WHITE PLAINS, N.Y. (Legal Newsline) - The lawyers representing Purdue Pharma in its Chapter 11 bankruptcy proceedings have submitted their first two bills to the court and they show how expensive this multibillion-dollar restructuring will be: Nearly $8 million for seven weeks of work, with one partner billing almost a half-million dollars for the month of October alone.
Purdue entered bankruptcy on Sept. 16 after it became clear it couldn’t sustain the cost of defending itself against thousands of lawsuits accusing the OxyContin manufacturer of causing the national opioid crisis. The case in the New York court of U.S. Bankruptcy Judge Robert Drain has quickly become a fee bonanza for lawyers and other professionals as they try to work out a restructuring plan under which Purdue most likely will be turned over to some type of public corporation and run for the benefit of claimants.
The process won’t be cheap, however. In its first two monthly bills submitted to the court, Purdue’s lead bankruptcy counsel, Davis Polk & Wardwell, said its partners, associates and other professionals racked up 9,866 hours between Sept. 16 and Oct. 31 at an average rate of $986.06 in October after a 20% discount from what it termed “reasonable compensation.”
Marshall Huebner, a top partner in charge of the reorganization, submitted a bill for 259 hours in October, or more than 50 hours a week, at $1,645 an hour for a total of $426,384. Other big billers included partners Timothy Graulich (233 hours at $1,645 an hour) and Eli Vonnegut (217.2 hours at $1,585 an hour). All told, partners earning more than $1,400 an hour billed 1130.5 hours in October and 589.9 hours in September, accounting for around 40% of total billing.
The bills also reveal the high cost of employing even junior lawyers in New York. Associates who passed the bar this year are being billed at $645 an hour with attorneys of the 2015 vintage being billed at more than $1,000 an hour. In October, 11 partners and some 80 associates worked on the case, many for more than 10 hours a day.
Vonnegut, of Davis Polk, didn’t respond to a request for comment.
The legal bills will grow when Purdue starts paying lawyers for the entities suing it. In an order this week, Judge Drain approved payment to outside lawyers working for the ad hoc committee of claimants: plaintiffs with lawsuits against the company including individuals, representatives of children born to addicts and various organizations. Those lawyers include are Brown Rudnick, Gilbert LLP, Kramer Levin and Otterbourg PC. Under the order, they can submit bills for their time and expenses.
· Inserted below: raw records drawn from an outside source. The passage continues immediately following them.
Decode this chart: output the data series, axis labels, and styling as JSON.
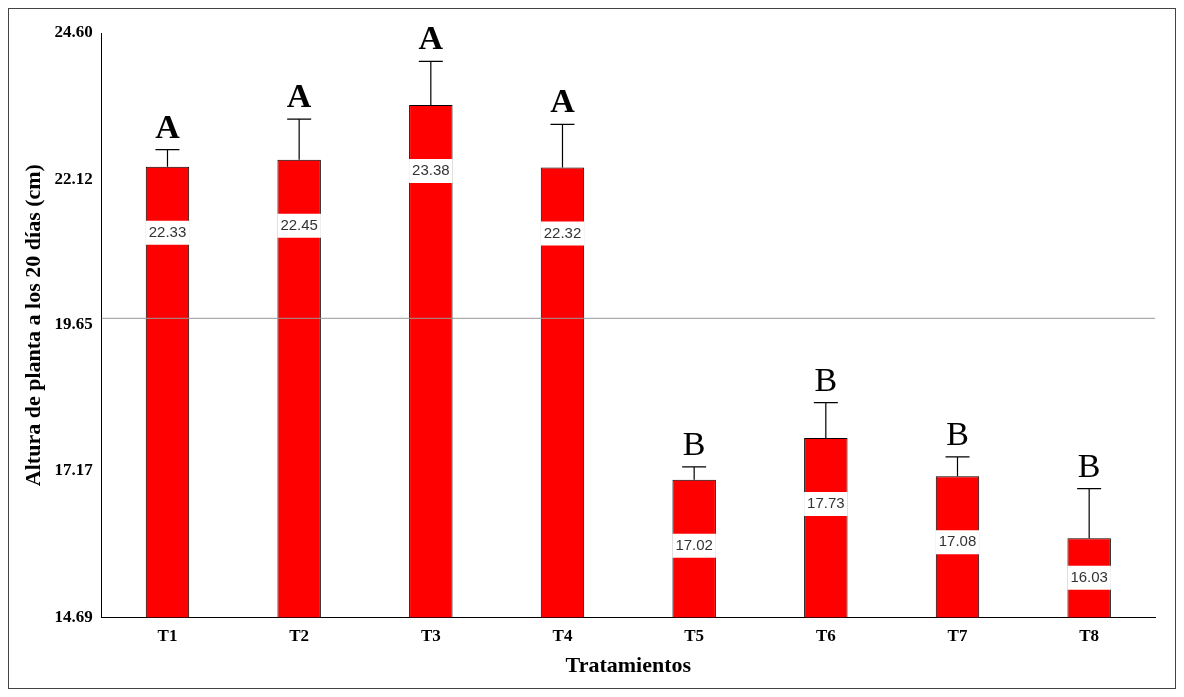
{
  "chart_data": {
    "type": "bar",
    "xlabel": "Tratamientos",
    "ylabel": "Altura de planta a los 20 días (cm)",
    "categories": [
      "T1",
      "T2",
      "T3",
      "T4",
      "T5",
      "T6",
      "T7",
      "T8"
    ],
    "values": [
      22.33,
      22.45,
      23.38,
      22.32,
      17.02,
      17.73,
      17.08,
      16.03
    ],
    "color": "#ff0000",
    "errors": [
      [
        22.33,
        22.62
      ],
      [
        22.45,
        23.14
      ],
      [
        23.38,
        24.12
      ],
      [
        22.32,
        23.05
      ],
      [
        17.02,
        17.24
      ],
      [
        17.73,
        18.33
      ],
      [
        17.08,
        17.41
      ],
      [
        16.03,
        16.87
      ]
    ],
    "data_labels": true,
    "ylim": [
      14.69,
      24.6
    ],
    "yticks": [
      14.69,
      {
        "value": 17.17,
        "label": "17.17"
      },
      {
        "value": 19.65,
        "label": "19.65"
      },
      22.12,
      {
        "value": 24.6,
        "label": "24.60"
      }
    ],
    "ref_lines": [
      {
        "axis": "y",
        "value": 19.76,
        "color": "#999999"
      }
    ],
    "annotations": [
      {
        "text": "A",
        "x": "T1",
        "y": 22.62
      },
      {
        "text": "A",
        "x": "T2",
        "y": 23.14
      },
      {
        "text": "A",
        "x": "T3",
        "y": 24.12
      },
      {
        "text": "A",
        "x": "T4",
        "y": 23.05
      },
      {
        "text": "B",
        "x": "T5",
        "y": 17.24
      },
      {
        "text": "B",
        "x": "T6",
        "y": 18.33
      },
      {
        "text": "B",
        "x": "T7",
        "y": 17.41
      },
      {
        "text": "B",
        "x": "T8",
        "y": 16.87
      }
    ],
    "grid": false,
    "legend": false
  }
}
The detailed billing records illustrate how much time a complex corporate bankruptcy can consume. Lawyers reported working as much as 21 hours a day analyzing legal questions and drafting briefs, with many associates clocking in 10- to 17-hour days in October. Partners billed for activities including reviewing press reports, writing emails and drafting a Supreme Court brief in opposition to the State of Arizona’s unusual attempt to pursue its claims outside of bankruptcy in the nation’s highest court.
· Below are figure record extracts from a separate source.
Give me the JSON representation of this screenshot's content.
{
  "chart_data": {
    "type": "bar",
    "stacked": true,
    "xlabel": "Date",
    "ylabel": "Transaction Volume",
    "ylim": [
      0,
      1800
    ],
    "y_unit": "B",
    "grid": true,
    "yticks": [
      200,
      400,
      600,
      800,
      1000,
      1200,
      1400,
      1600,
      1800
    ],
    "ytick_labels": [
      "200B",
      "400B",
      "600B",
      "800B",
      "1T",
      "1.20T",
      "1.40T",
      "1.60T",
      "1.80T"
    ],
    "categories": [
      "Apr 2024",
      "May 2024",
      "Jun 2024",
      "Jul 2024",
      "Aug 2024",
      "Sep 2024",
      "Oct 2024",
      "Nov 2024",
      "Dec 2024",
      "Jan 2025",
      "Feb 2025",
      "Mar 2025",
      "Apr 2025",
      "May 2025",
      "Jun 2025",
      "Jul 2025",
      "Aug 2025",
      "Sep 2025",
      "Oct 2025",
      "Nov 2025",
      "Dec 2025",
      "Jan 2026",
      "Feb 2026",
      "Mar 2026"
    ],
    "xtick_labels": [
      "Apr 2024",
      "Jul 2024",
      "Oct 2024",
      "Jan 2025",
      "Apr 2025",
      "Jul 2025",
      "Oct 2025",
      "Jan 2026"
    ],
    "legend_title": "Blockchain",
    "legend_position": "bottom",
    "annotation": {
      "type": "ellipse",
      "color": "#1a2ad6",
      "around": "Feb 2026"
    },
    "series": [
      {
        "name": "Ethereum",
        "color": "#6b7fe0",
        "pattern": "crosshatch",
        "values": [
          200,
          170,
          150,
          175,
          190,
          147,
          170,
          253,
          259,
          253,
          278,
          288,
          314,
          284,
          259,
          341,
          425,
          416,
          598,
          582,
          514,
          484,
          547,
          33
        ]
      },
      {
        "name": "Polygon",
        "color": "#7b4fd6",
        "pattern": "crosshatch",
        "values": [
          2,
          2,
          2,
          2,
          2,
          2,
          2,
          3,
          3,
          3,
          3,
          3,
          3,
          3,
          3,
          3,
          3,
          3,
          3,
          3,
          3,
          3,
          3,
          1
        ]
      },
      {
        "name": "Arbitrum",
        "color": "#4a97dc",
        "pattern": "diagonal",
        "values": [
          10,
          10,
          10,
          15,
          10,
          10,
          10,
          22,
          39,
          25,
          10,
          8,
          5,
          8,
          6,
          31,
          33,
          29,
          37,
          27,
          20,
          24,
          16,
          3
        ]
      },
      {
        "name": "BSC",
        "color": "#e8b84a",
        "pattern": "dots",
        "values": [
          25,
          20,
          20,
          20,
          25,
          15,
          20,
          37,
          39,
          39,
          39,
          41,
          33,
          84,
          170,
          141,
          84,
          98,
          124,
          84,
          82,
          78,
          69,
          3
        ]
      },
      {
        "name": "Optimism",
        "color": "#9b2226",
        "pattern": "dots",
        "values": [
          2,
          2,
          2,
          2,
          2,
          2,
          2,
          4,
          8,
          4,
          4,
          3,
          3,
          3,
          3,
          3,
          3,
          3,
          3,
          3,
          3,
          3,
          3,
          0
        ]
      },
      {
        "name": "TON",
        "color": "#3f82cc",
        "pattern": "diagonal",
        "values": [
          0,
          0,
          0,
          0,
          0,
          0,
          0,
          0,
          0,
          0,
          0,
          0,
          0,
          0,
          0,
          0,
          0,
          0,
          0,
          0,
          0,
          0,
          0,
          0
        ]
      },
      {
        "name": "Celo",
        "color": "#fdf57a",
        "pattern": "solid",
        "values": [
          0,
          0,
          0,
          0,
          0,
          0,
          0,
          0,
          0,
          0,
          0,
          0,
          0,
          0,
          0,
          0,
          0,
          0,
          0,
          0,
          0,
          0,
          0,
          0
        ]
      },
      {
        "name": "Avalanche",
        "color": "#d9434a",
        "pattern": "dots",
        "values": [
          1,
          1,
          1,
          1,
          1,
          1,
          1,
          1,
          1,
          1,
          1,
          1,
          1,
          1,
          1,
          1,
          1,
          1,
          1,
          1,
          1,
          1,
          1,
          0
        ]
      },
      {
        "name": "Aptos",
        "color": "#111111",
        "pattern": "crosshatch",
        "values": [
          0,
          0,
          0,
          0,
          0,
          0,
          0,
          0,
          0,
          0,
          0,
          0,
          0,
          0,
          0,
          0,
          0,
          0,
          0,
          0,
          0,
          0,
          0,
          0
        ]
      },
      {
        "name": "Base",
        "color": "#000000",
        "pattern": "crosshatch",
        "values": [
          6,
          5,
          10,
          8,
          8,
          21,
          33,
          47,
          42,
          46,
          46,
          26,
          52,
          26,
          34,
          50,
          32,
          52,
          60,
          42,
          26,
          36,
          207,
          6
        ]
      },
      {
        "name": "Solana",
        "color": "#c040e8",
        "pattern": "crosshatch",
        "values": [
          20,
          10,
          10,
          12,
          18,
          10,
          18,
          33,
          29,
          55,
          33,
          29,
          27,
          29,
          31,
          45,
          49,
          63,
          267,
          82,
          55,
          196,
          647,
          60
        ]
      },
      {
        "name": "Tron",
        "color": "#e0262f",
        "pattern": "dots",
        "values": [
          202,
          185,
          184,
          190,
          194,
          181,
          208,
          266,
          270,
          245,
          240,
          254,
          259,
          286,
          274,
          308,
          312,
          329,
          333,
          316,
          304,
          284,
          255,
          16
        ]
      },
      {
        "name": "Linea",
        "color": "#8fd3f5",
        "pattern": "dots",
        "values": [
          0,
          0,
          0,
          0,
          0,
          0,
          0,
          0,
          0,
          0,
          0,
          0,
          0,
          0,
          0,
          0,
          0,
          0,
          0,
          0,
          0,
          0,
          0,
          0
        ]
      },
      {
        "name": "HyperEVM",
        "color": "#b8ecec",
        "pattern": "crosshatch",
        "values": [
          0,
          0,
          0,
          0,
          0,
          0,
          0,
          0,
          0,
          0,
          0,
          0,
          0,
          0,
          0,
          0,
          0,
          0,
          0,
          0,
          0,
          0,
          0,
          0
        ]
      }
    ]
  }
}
The firm listed more than $60,000 in October expenses including $30,400 for research, $14,000 for copies at 10 cents a page, $5,000 for meals and $4,877 for travel. The food charges ranged from $2,368 for a “Purdue Pharma Conference Meal” to scores of delivery orders and cafeteria meals for $10 to $20 apiece. Lawyers also expensed a number of nights at the Ritz-Carlton hotel near the bankruptcy court in White Plains at $370 to $400 a night as well as train fare back and forth to Manhattan.